Analyze Training Data for Semantic Segmentation

To train a semantic segmentation network you need a collection of images and its corresponding collection of pixel labeled images. A pixel labeled image is an image where every pixel value represents the categorical label of that pixel.

The following code loads a small set of images and their corresponding pixel labeled images:

dataDir = fullfile(toolboxdir('vision'),'visiondata');
imDir = fullfile(dataDir,'building');
pxDir = fullfile(dataDir,'buildingPixelLabels');

Load the image data using an imageDatastore. An image datastore can efficiently represent a large collection of images because images are only read into memory when needed.

imds = imageDatastore(imDir);

Read and display the first image.

I = readimage(imds,1);
figure
imshow(I)

Figure contains an axes object. The axes object contains an object of type image.

Load the pixel label images using a pixelLabelDatastore to define the mapping between label IDs and categorical names. In the dataset used here, the labels are "sky", "grass", "building", and "sidewalk". The label IDs for these classes are 1, 2, 3, 4, respectively.

Define the class names.

classNames = ["sky" "grass" "building" "sidewalk"];

Define the label ID for each class name.

pixelLabelID = [1 2 3 4];

Create a pixelLabelDatastore.

pxds = pixelLabelDatastore(pxDir,classNames,pixelLabelID);

Read the first pixel label image.

C = readimage(pxds,1);

The output C is a categorical matrix where C(i,j) is the categorical label of pixel I(i,j).

C(5,5)
ans = categorical
     sky 

Overlay the pixel labels on the image to see how different parts of the image are labeled.

B = labeloverlay(I,C);
figure
imshow(B)

Figure contains an axes object.
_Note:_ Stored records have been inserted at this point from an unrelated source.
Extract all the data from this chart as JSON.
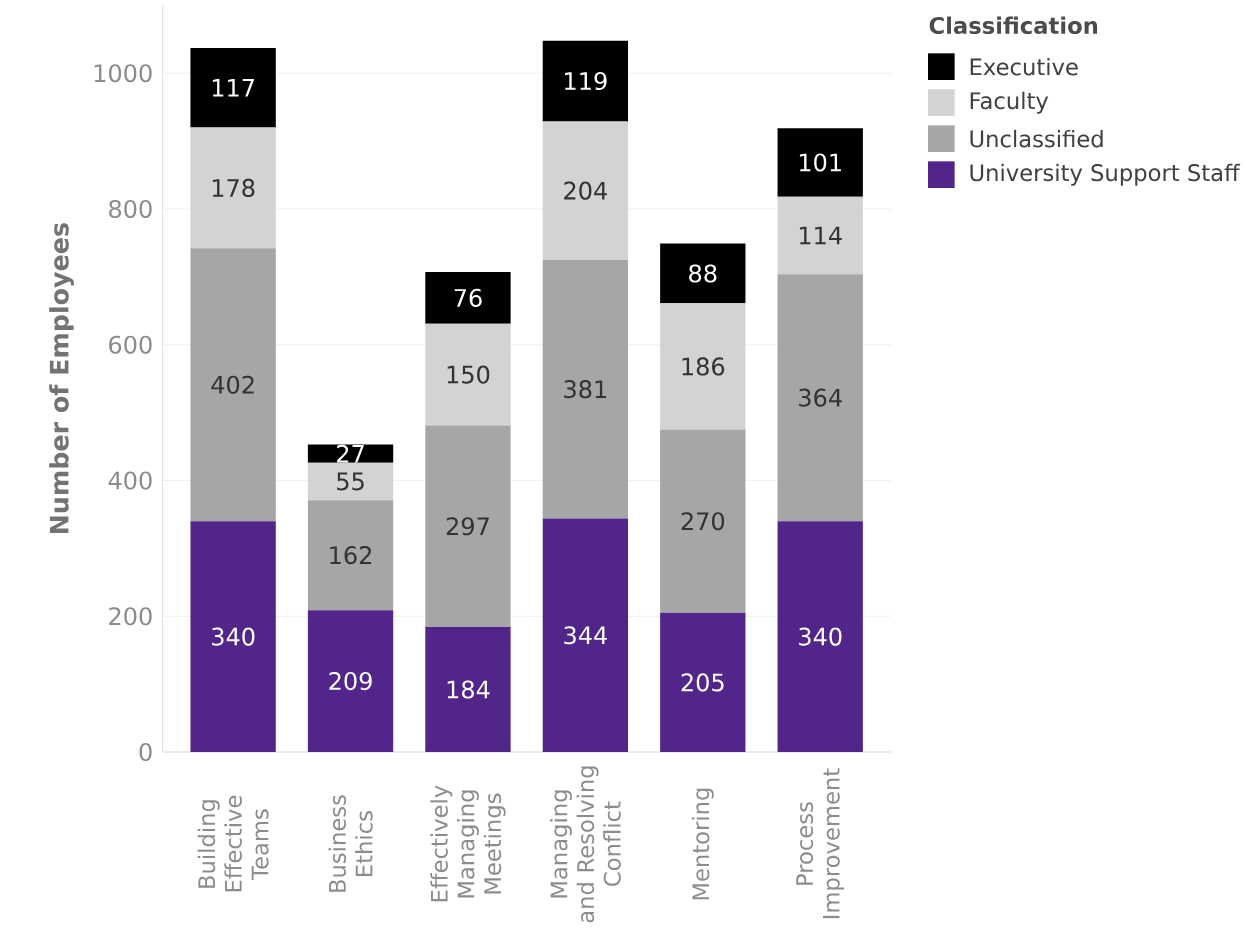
{
  "chart_data": {
    "type": "bar",
    "stacked": true,
    "ylabel": "Number of Employees",
    "legend_title": "Classification",
    "legend": "top right",
    "categories": [
      "Building Effective Teams",
      "Business Ethics",
      "Effectively Managing Meetings",
      "Managing and Resolving Conflict",
      "Mentoring",
      "Process Improvement"
    ],
    "series": [
      {
        "name": "University Support Staff",
        "color": "#52258a",
        "values": [
          340,
          209,
          184,
          344,
          205,
          340
        ]
      },
      {
        "name": "Unclassified",
        "color": "#a6a6a6",
        "values": [
          402,
          162,
          297,
          381,
          270,
          364
        ]
      },
      {
        "name": "Faculty",
        "color": "#d3d3d3",
        "values": [
          178,
          55,
          150,
          204,
          186,
          114
        ]
      },
      {
        "name": "Executive",
        "color": "#000000",
        "values": [
          117,
          27,
          76,
          119,
          88,
          101
        ]
      }
    ],
    "ylim": [
      0,
      1100
    ],
    "yticks": [
      0,
      200,
      400,
      600,
      800,
      1000
    ],
    "grid": "y",
    "data_labels": true
  }
}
The axes object contains an object of type image.

The categorical output format simplifies tasks that require doing things by class names. For instance, you can create a binary mask of just the building:

buildingMask = C == 'building';

figure
imshowpair(I, buildingMask,'montage')

Figure contains an axes object. The axes object contains an object of type image.